A more significant finding emerged in the comparison between MS patients and those with Alzheimer’s. “We were surprised to see that MS patients have low brain volume that is comparable to that seen in Alzheimer’s disease,” says Jakimovski.

While they cautioned that this is the first cross-sectional comparison (examining differences among these patients at one point in time) they note that future longitudinal studies that determine the specific rate of brain atrophy in MS are needed.

Whether or not this implies that MS patients might be at higher risk to develop Alzheimer’s is unclear, Zivadinov says.

“As the first of its kind, our study may increase the awareness of a potential Alzheimer’s-associated pathology among MS patients,” he says. “We urge clinicians to screen their aging MS patients for Alzheimer’s disease-related cognitive changes.”

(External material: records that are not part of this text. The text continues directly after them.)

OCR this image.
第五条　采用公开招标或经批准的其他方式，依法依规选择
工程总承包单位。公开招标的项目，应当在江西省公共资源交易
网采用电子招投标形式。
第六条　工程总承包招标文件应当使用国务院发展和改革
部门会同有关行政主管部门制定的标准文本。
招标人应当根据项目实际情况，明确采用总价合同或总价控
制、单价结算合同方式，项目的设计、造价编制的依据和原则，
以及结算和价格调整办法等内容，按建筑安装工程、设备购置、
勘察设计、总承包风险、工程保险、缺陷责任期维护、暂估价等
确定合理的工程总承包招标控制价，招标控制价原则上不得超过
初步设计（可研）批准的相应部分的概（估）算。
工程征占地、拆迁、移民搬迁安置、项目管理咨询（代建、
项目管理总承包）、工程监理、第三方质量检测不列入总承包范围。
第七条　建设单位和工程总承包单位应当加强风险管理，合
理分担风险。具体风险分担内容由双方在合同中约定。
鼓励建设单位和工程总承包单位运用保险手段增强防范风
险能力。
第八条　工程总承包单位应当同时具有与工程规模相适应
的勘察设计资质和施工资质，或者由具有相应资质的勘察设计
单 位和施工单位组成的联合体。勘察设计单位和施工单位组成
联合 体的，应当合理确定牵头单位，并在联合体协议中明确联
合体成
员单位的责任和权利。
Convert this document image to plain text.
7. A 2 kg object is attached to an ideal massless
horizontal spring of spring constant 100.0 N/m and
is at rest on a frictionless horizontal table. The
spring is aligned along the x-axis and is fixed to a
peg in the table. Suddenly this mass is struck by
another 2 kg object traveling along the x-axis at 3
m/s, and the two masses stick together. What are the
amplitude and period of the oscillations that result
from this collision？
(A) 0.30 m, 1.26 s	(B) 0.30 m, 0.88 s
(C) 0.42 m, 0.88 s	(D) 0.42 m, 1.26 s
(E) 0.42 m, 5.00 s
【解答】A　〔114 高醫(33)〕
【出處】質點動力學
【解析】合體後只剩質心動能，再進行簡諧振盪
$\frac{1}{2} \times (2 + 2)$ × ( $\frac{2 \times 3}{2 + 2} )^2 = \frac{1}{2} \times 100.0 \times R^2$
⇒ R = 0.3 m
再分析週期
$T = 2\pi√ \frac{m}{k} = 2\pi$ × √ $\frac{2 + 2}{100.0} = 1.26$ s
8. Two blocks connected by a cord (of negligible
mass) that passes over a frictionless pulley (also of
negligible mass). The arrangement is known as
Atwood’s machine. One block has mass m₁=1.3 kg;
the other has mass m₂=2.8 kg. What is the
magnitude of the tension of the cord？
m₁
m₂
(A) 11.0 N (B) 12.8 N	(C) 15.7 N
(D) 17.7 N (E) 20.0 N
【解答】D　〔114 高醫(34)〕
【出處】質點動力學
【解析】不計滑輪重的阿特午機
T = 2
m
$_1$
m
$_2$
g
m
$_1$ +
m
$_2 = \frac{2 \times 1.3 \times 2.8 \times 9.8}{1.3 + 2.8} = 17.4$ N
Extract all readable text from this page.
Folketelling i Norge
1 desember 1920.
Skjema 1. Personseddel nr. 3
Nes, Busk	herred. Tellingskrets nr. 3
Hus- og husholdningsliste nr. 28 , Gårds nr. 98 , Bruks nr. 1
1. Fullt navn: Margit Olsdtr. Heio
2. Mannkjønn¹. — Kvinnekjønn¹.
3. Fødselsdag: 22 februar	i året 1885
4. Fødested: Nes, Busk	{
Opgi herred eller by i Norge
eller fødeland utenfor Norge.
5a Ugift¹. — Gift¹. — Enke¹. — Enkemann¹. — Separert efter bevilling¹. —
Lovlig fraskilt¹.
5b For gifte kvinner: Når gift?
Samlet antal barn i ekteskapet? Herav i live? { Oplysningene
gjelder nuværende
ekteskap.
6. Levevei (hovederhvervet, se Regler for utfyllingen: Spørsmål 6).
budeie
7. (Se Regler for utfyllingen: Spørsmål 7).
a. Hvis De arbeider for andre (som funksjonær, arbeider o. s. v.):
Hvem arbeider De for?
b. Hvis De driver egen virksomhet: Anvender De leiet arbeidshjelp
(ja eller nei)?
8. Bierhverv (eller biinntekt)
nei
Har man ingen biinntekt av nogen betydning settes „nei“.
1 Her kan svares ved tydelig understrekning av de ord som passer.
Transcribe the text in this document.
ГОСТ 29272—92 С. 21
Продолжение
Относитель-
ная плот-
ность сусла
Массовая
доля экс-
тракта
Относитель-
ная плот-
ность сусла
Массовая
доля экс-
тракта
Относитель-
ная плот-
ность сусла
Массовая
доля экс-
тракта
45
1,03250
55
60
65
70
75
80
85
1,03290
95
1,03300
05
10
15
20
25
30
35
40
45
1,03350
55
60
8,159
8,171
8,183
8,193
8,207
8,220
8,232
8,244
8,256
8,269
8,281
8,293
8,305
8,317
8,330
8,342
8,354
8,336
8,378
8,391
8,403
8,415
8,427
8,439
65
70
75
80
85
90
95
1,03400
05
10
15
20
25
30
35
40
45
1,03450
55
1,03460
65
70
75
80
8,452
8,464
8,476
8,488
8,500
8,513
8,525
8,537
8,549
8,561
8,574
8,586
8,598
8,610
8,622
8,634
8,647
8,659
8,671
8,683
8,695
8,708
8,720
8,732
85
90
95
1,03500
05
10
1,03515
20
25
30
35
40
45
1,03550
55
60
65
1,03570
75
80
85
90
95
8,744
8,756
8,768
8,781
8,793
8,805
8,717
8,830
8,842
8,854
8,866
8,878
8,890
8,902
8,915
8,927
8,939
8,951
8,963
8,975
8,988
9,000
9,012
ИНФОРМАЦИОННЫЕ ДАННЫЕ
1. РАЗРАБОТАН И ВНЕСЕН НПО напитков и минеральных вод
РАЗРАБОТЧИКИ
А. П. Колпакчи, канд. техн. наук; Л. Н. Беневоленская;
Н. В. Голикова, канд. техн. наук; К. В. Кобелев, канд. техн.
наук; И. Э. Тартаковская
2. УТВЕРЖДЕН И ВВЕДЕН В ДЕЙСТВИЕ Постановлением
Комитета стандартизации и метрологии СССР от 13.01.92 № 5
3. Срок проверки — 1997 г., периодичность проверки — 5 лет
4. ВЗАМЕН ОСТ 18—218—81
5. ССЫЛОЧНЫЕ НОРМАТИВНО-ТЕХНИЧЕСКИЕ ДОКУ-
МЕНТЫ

For example, a recent study by the UB group found that aging MS patients have increased difficulty with verbal fluency; that is, they exhibit increasing difficulty in coming up with words from a selected semantic category, revealing declines in their verbal and executive control ability.

“Understanding whether these changes are due to a worsening of the neurodegeneration in MS or a comorbid occurrence of Alzheimer’s disease is crucial in developing treatment options,” Jakimovski explains.

The research appears in the journal Neurobiology of Aging.

Funding for the research came from the National Center for Advancing Translational Sciences of the National Institutes of Health. The content is solely the responsibility of the authors and does not necessarily represent the official views of the NIH.